For a statistical learning problem (classification), I have the data set $\{ (x_i,y_i) \}_{i=1}^n$ with $x_i \in \mathbb{R}^2$ being the input data and $y_i \in \{0,1\}$ the possible classes.
The data is used to compute the log-likelihood for the data, in that equation I have to compute the logistic sigmoid function
$$\sigma(x_i) = \frac{1}{e^{-x_i} + 1}$$
My problem is:
The input data of $x$ is a matrix $X \in \mathbb{R}^{n \times 2}$, now I am confused how I can compute the $\sigma(x_i)$ for a certain value, since one value of the matrix is a tuple, respectively a vector, one row of this matrix.
Any hints on how to approach this problem and compute my $\sigma(x_i)$?
My matrix looks like that:
$$\begin{pmatrix} 1.55545 & -1.00055\\ -1.24155 & 1.58778\\ 1.28068 & -1.0224\\ \vdots & \vdots\\ -1.68505 & 0.290898\\ 1.73686 & 0.793386\\ \end{pmatrix}$$
Hence $x_1 = (1.55545, -1.00055)$, but what is then:
$$\sigma(1.55545, -1.00055) = \frac{1}{e^{????} + 1}$$
The only thing I have found is the Vector exponential which claims that it can be computed by:
$$exp(v) = 1 \cosh(|v|) + \frac{v}{|v|} \sinh(|v|)$$
The $x_i$ of the input data is not the input of the logistic sigmoid function $\sigma(x)$, that $x$ there is only an arbitrary chosen variable name.

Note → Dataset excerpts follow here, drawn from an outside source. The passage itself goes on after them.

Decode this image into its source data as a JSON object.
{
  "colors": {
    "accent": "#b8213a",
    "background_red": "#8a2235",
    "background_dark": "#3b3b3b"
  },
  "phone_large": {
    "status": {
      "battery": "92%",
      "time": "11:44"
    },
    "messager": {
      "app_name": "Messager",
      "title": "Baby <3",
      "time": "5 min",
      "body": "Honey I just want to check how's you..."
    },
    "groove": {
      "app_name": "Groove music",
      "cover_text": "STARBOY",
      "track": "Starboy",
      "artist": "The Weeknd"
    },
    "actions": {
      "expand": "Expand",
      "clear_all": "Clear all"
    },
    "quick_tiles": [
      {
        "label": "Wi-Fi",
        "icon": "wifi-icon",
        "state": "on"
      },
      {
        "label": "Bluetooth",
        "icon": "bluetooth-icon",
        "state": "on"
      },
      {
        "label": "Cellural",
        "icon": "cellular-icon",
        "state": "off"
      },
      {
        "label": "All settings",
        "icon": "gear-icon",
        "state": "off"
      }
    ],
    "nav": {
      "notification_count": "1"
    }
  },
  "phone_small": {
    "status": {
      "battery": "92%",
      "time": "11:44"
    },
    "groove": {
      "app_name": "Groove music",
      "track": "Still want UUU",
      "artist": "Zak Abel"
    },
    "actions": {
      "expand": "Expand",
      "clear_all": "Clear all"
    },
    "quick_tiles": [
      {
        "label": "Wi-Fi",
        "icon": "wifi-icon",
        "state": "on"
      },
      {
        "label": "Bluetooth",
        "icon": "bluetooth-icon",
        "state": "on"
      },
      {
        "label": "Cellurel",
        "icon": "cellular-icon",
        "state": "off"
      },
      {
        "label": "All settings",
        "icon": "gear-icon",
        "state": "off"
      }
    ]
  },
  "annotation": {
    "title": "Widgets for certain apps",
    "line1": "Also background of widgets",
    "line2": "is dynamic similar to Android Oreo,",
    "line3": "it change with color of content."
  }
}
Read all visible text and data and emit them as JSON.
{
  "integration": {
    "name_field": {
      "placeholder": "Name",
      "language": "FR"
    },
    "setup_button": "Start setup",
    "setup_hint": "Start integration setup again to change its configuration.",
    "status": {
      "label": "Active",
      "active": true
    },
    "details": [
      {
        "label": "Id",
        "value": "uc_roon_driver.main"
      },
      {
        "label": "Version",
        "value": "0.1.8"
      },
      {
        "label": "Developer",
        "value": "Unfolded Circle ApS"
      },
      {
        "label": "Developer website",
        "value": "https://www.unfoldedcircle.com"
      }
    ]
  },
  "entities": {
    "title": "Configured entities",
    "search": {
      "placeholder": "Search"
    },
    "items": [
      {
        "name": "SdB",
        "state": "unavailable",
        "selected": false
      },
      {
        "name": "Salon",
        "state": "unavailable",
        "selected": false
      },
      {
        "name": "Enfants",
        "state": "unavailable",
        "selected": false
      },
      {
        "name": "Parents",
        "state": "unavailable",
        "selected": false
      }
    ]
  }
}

The actual input of the $\sigma$ function is a scalar function $f$.
In this case here the function is $f(y,x)$, more specific: $$f(1,x) = \phi(x)^T \cdot \beta$$
The $\phi(x)^T$ is just a transposed version of the input vector with additional features. The result is a scalar and therefore $$\frac{1}{e^{f(1,x)} + 1}$$ can be easily computed.